Ishaan-Chaturved1

Posted on Apr 14

Building a Voice-Controlled AI Agent using AssemblyAI and Groq

#ai #python #agents #llm

Introduction

In this project, I built a voice-controlled AI agent that converts spoken commands into executable actions such as generating code, creating files, and summarizing text.

The goal was to combine speech processing, language models, and tool execution into a single pipeline that feels like a real-world AI assistant.

Architecture Overview

The system follows a simple but powerful pipeline:

Audio Input → Speech-to-Text → Intent Detection → Tool Execution → Output

Each stage is modular, making the system easy to extend and debug.

Tech Stack

Speech-to-Text: AssemblyAI
Language Model: Groq (llama-3.1-8b-instant)
Frontend: Streamlit
Backend: Python

How It Works

1. Speech-to-Text

The user uploads an audio file, which is transcribed into text using AssemblyAI.
This step converts unstructured voice input into usable text.

2. Intent Detection

The transcribed text is sent to a language model hosted on Groq.

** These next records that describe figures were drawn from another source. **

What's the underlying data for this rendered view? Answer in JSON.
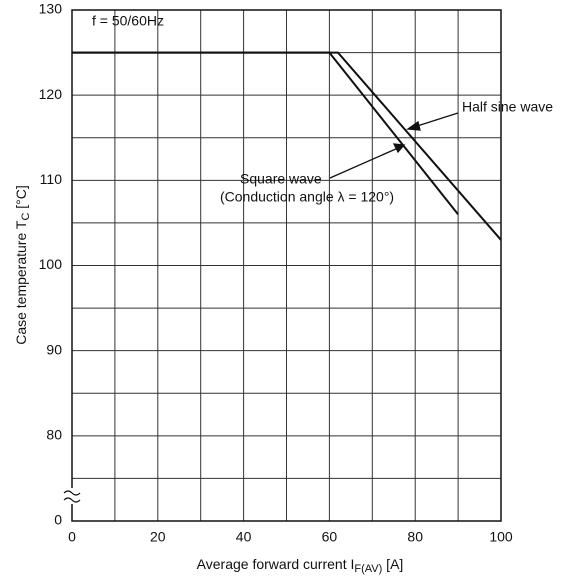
{
  "chart_data": {
    "type": "line",
    "annotations": [
      "f = 50/60Hz",
      "Half sine wave",
      "Square wave",
      "(Conduction angle  λ = 120°)"
    ],
    "xlabel": {
      "text": "Average forward current I",
      "sub": "F(AV)",
      "unit": " [A]"
    },
    "ylabel": {
      "text": "Case temperature T",
      "sub": "C",
      "unit": " [°C]"
    },
    "xlim": [
      0,
      100
    ],
    "xticks": [
      0,
      20,
      40,
      60,
      80,
      100
    ],
    "ylim": [
      0,
      130
    ],
    "yticks": [
      0,
      80,
      90,
      100,
      110,
      120,
      130
    ],
    "y_break": true,
    "grid": true,
    "series": [
      {
        "name": "Half sine wave",
        "color": "#111111",
        "x": [
          0,
          62,
          100
        ],
        "values": [
          125,
          125,
          103
        ]
      },
      {
        "name": "Square wave",
        "color": "#111111",
        "x": [
          0,
          60,
          90
        ],
        "values": [
          125,
          125,
          106
        ]
      }
    ]
  }
}
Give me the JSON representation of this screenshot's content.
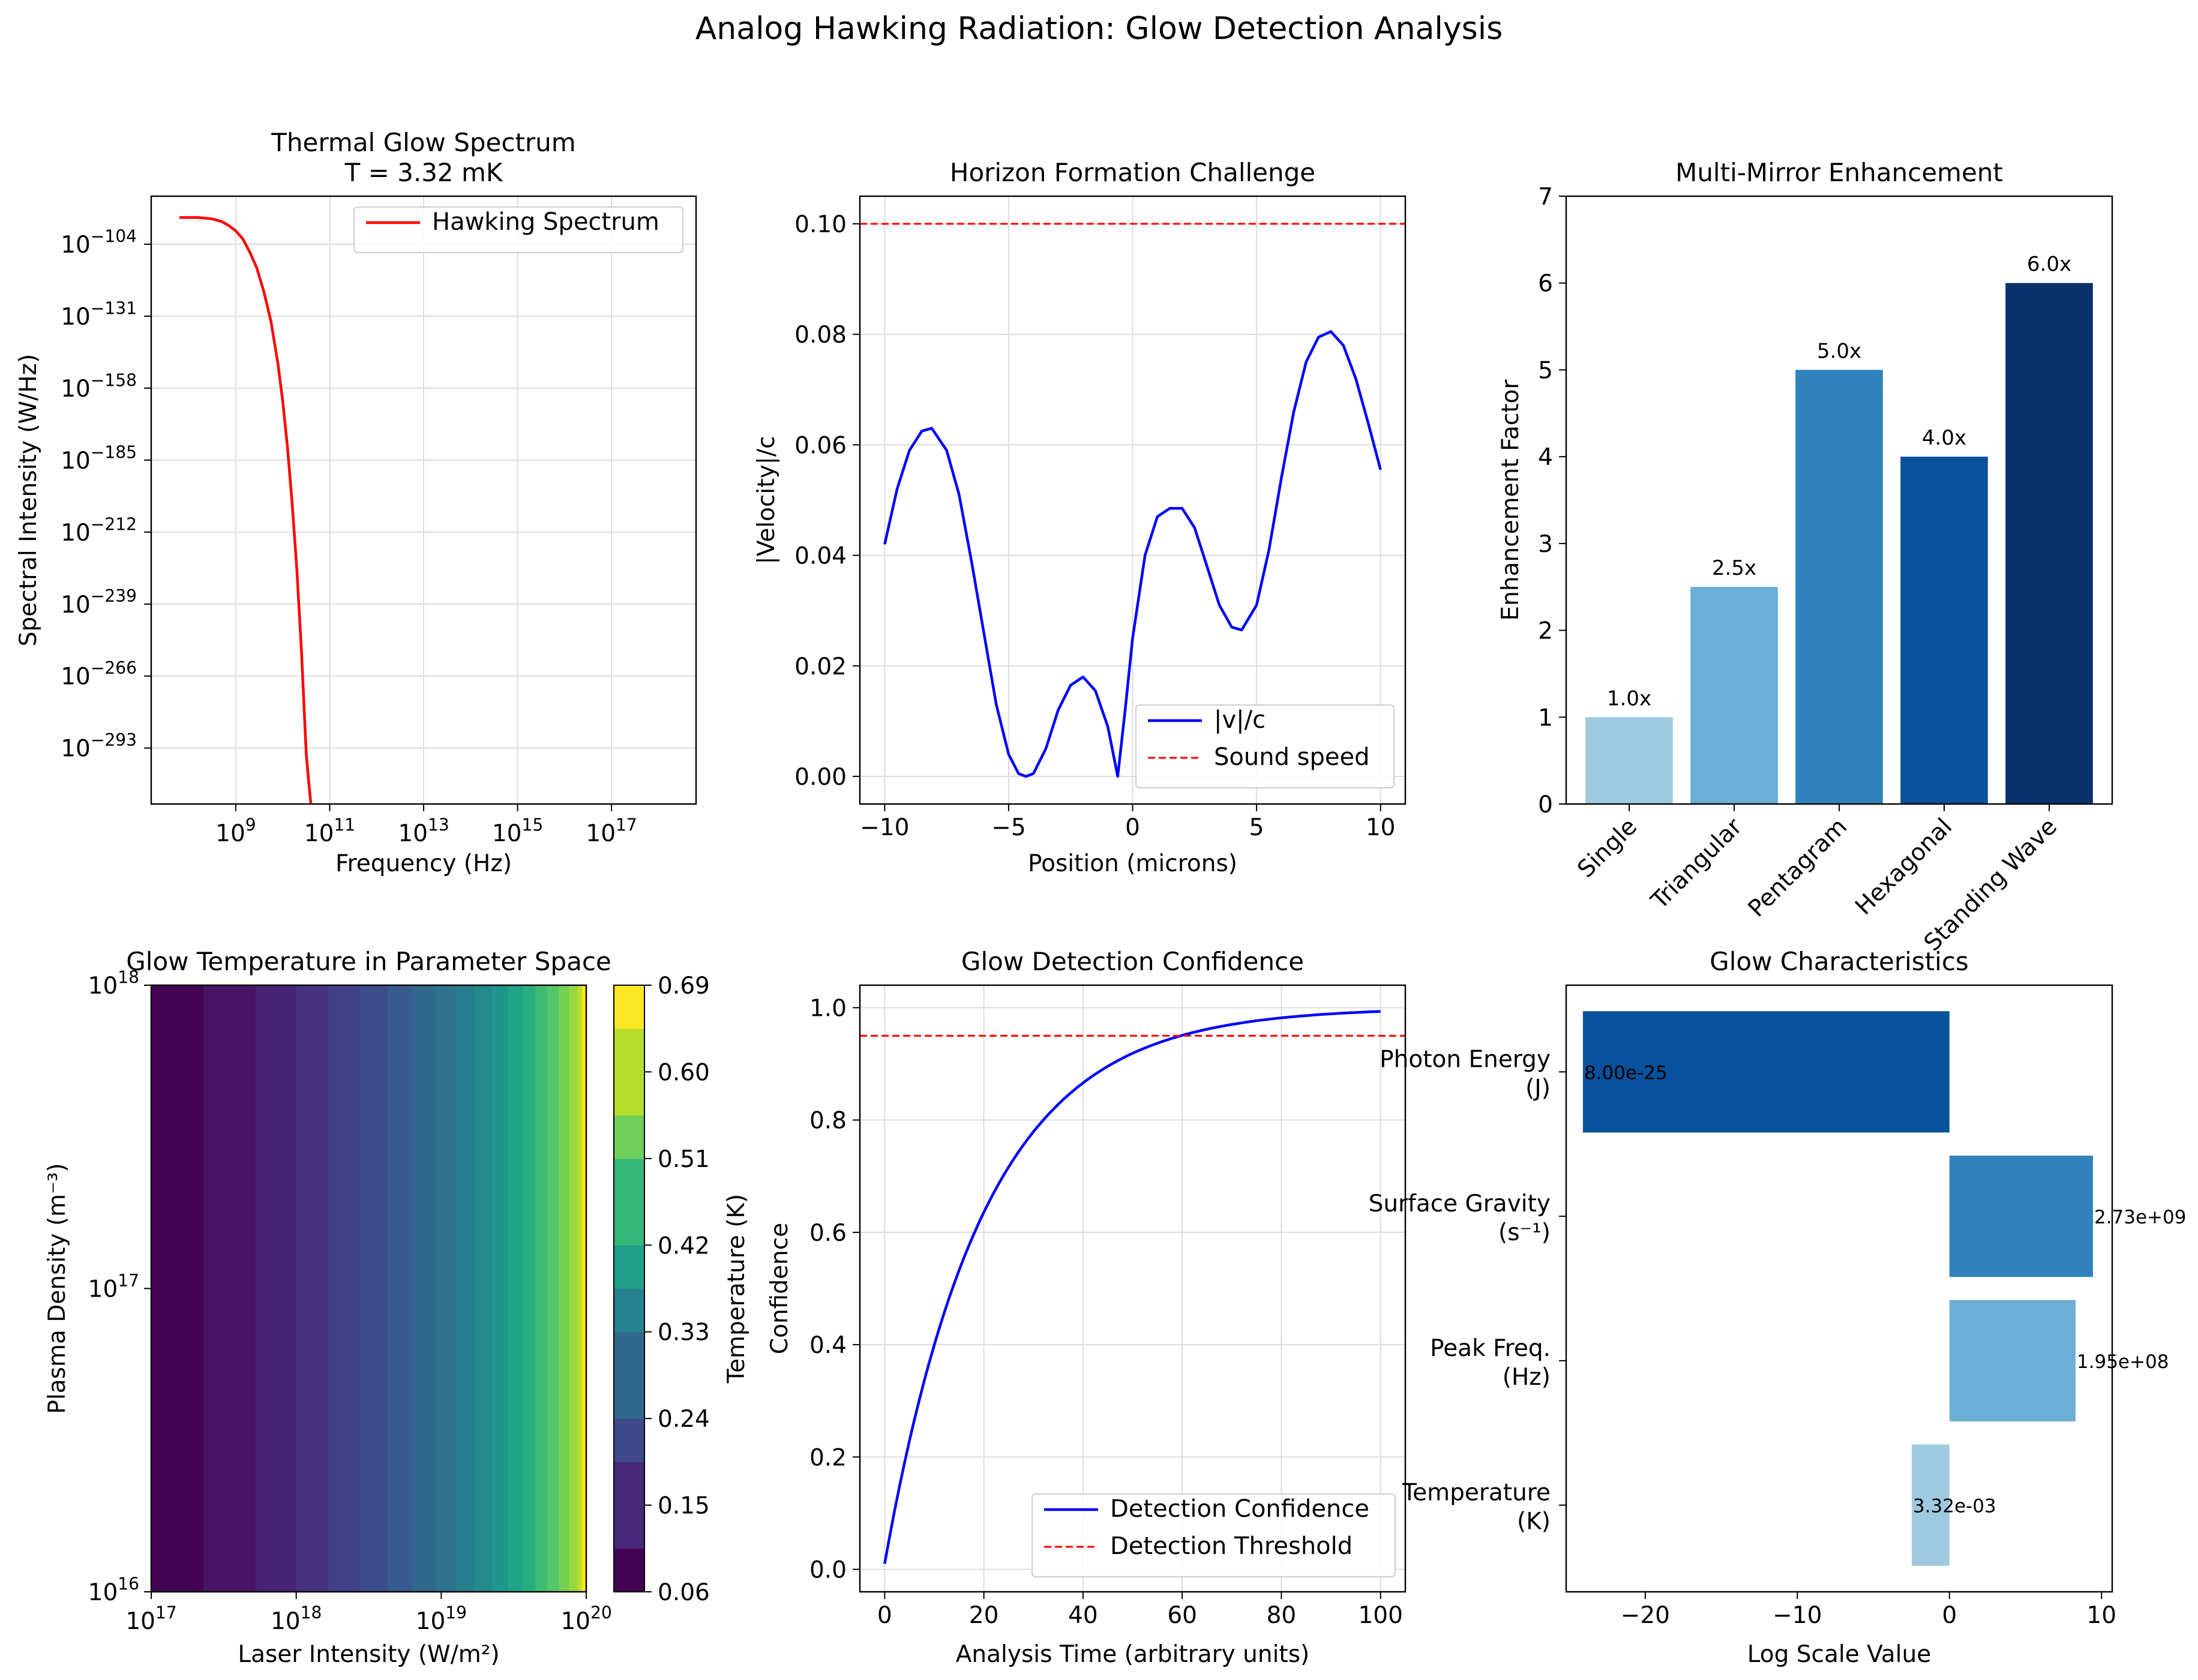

The model analyzes the command and returns structured output like:

{
  "intents": ["write_code", "create_file"],
  "params": {
    "filename": "retry.py",
    "language": "python"
  }
}

This allows the system to support multiple actions in a single command.

3. Tool Execution

Based on detected intents, the system executes actions such as:

Generating code
Creating files
Summarizing text
General chat responses

All file operations are restricted to a safe output/ directory.

4. User Interface

The UI is built using Streamlit and shows:

Transcribed text
Detected intent
Execution results
Session history

Example

Input:

"Create a Python file with a Fibonacci function"

Output:

Code is generated
File is created in the output folder
Results are displayed in the UI

Bonus Features

Compound Commands

The system supports multiple actions in one input:

"Summarize this text and save it to summary.txt"

Human-in-the-Loop

Before file operations, the user is asked to confirm execution.
This adds a layer of safety and control.

Graceful Degradation

If intent detection fails, the system falls back to keyword-based classification instead of crashing.

Session Memory

The agent maintains a history of interactions within the session.

Challenges Faced

1. Local Model Limitations

Initially, I used local models:

Whisper (HuggingFace) for speech-to-text
Ollama for language models

However, this approach led to:

FFmpeg setup issues on Windows
High memory usage
Slow performance on CPU
Frequent crashes

2. Switching to API-based Models

After exploring developer discussions (including Reddit), I switched to:

AssemblyAI for STT
Groq for LLM inference

This significantly improved:

Speed
Stability
Ease of setup

3. Model Deprecation Issues

While using Groq, some models were deprecated during development.
This required updating model names and adapting quickly to API changes.

4. Output Cleaning

Language models sometimes returned explanations along with code.
This was fixed by enforcing strict prompts and cleaning responses before saving.

Model Benchmarking

Component	Model	Speed	Stability
STT	AssemblyAI	Fast	High
LLM (Local)	Ollama	Slow	Unstable
LLM (API)	Groq	Very Fast	High

API-based models clearly outperformed local setups in this project.

Key Learnings

Building reliable systems is more important than using local models
APIs can significantly improve performance and developer experience
Fallback mechanisms are essential in AI systems
Debugging agent pipelines requires step-by-step visibility

Future Improvements

Real-time microphone input
Persistent memory across sessions
Streaming responses
More advanced tool integrations

Conclusion

This project demonstrates how speech, language models, and execution logic can be combined to build a practical AI agent.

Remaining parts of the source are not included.